By Stephen DravisiBerkshires Staff
WILLIAMSTOWN, Mass. — Neighbors concerned about a proposed subdivision off Summer Street last week raised the specter of a lawsuit against the town and/or Northern Berkshire Habitat for Humanity.
 
"If I'm not mistaken, I think this is kind of a new thing for Williamstown, an affordable housing subdivision of this size that's plunked down in the middle, or the midst of houses in a mature neighborhood," Summer Street resident Christopher Bolton told the Affordable Housing Trust board, reading from a prepared statement, last Wednesday. "I think all of us, the Trust, Habitat, the community, have a vested interest in giving this project the best chance of success that it can have. We all remember subdivisions that have been blocked by neighbors who have become frustrated with the developers and resorted to adversarial legal processes.
 
"But most of us in the neighborhood would welcome this at the right scale if the Trust and Northern Berkshire Habitat would communicate with us and compromise with us and try to address some of our concerns."
 
Bolton and other residents of the neighborhood were invited to speak to the board of the trust, which in 2015 purchased the Summer Street lot along with a parcel at the corner of Cole Avenue and Maple Street with the intent of developing new affordable housing on the vacant lots.
 
Currently, Northern Berkshire Habitat for Humanity, which built two homes at the Cole/Maple property, is developing plans to build up to five single-family homes on the 1.75-acre Summer Street lot.
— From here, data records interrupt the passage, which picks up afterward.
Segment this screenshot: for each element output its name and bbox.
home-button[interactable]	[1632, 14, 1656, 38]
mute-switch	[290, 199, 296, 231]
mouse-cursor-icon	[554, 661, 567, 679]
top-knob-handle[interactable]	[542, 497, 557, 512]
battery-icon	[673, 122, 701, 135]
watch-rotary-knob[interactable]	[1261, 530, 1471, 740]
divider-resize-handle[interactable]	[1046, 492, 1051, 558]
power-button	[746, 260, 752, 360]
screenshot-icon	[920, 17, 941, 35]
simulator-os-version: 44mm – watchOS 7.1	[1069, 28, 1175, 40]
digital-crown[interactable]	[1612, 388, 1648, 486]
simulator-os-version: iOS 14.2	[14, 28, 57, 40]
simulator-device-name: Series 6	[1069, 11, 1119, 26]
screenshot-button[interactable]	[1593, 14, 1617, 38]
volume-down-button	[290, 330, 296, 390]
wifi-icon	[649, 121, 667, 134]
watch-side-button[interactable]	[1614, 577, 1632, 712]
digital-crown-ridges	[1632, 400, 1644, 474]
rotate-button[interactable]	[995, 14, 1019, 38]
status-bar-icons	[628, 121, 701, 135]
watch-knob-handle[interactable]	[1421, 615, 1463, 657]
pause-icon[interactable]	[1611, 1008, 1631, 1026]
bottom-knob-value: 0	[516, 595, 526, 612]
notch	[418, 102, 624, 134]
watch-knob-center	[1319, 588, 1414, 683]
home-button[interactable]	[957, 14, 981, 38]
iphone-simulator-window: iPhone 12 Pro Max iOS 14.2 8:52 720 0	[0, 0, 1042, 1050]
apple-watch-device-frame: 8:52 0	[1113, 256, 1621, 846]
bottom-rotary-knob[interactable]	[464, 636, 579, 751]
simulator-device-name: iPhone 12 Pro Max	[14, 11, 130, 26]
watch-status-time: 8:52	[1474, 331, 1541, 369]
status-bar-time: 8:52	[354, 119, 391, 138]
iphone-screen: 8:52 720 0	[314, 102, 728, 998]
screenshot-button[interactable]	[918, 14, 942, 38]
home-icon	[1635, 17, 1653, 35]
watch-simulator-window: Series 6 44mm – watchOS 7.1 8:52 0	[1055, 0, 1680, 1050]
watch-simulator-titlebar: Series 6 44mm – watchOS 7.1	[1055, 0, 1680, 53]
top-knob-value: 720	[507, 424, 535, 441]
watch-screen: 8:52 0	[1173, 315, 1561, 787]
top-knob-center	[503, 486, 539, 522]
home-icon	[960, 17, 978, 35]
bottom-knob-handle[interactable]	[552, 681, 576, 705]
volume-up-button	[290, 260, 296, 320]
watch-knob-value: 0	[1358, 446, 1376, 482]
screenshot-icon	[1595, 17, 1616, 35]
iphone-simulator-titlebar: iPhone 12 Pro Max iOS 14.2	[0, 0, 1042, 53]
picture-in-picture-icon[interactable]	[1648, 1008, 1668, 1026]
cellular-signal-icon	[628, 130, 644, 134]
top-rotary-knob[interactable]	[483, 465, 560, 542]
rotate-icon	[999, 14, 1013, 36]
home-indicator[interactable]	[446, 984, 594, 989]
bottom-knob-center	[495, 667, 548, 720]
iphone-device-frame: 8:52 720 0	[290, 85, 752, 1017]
Earlier this month, many of the same would-be neighbors raised objections to the scale of the proposed subdivision and its impact on the neighborhood in front of the Planning Board.
 
The Affordable Housing Trust board heard many of the same arguments at its meeting. It also heard from some voices not heard at the Planning Board session.
 
And the trustees agreed that the developer needs to engage in a three-way conversation with the abutters and the trust, which still owns the land, to develop a plan that is more acceptable to all parties.